After April Hikes, Mortgage Rates Slide in May
After mortgage rates rose for most of April, they dropped slightly in the kickoff to May. The 30-year fixed-rate mortgage dropped three basis points to average 4.55 percent.
“While mortgage rates have increased by one-half of a percentage point so far this year, it has not impacted home purchase demand, which continues to grow this spring,” says Sam Khater, Freddie Mac’s chief economist. “The observed buyer resiliency in the face of higher rates reflects the healthy economy and strong consumer confidence, which are important drivers of home sales activity. It’s also good news that first-time buyers appear to be having more success so far this year, despite higher borrowing costs and home prices. Our data through April shows that first-timers represent 46 percent of purchase loans, up from 43 percent over the same period a year ago.”

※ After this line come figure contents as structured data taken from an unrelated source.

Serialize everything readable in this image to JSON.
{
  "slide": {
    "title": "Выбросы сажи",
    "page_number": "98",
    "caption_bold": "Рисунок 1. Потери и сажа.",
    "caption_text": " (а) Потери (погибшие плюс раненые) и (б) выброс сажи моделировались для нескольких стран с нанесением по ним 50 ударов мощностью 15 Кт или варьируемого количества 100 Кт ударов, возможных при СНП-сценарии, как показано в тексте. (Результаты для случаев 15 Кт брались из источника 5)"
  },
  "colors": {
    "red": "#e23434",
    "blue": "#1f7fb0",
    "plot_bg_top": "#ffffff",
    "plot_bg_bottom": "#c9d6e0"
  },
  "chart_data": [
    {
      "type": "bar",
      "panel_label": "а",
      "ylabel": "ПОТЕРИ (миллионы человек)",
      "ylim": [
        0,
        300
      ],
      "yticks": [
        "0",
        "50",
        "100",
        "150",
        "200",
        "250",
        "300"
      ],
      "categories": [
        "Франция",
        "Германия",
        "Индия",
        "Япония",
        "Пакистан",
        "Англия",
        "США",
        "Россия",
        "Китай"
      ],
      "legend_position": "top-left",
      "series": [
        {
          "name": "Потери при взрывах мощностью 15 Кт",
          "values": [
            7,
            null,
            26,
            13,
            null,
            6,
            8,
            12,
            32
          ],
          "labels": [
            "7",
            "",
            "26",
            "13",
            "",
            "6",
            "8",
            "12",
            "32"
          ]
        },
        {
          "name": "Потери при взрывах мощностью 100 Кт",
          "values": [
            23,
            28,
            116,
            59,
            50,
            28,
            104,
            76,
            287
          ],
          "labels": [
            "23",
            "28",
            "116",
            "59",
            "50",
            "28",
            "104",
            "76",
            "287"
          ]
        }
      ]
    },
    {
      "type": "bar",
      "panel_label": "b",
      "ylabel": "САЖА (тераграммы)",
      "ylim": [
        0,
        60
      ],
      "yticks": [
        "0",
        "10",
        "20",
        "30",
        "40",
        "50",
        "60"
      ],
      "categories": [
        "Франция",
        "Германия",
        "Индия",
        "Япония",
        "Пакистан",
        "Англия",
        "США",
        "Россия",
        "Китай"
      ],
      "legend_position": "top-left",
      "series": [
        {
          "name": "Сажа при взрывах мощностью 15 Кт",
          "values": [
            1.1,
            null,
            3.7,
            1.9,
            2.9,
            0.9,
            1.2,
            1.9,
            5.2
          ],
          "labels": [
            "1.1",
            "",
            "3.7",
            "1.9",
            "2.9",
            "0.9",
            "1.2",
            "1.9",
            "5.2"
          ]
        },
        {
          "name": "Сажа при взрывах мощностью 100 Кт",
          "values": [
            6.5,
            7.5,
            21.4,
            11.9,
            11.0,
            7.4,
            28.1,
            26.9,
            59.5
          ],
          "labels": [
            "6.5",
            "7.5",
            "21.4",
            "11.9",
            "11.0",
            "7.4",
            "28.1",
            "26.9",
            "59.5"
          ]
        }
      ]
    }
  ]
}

Freddie Mac reports the following national averages with mortgage rates for the week ending May 3:
- 30-year fixed-rate mortgages: averaged 4.55 percent, with an average 0.5 point, dropping from last week’s 4.58 percent average. Last year at this time, 30-year rates averaged 4.02 percent.
- 15-year fixed-rate mortgages: averaged 4.03 percent, with an average 0.4 point, rising from last week’s 4.02 percent average. A year ago, 15-year rates averaged 3.27 percent.
- 5-year hybrid adjustable-rate mortgages: averaged 3.69 percent, with an average 0.3 point, dropping from last week’s 3.74 percent average. A year ago, 5-year ARMs averaged 3.13 percent.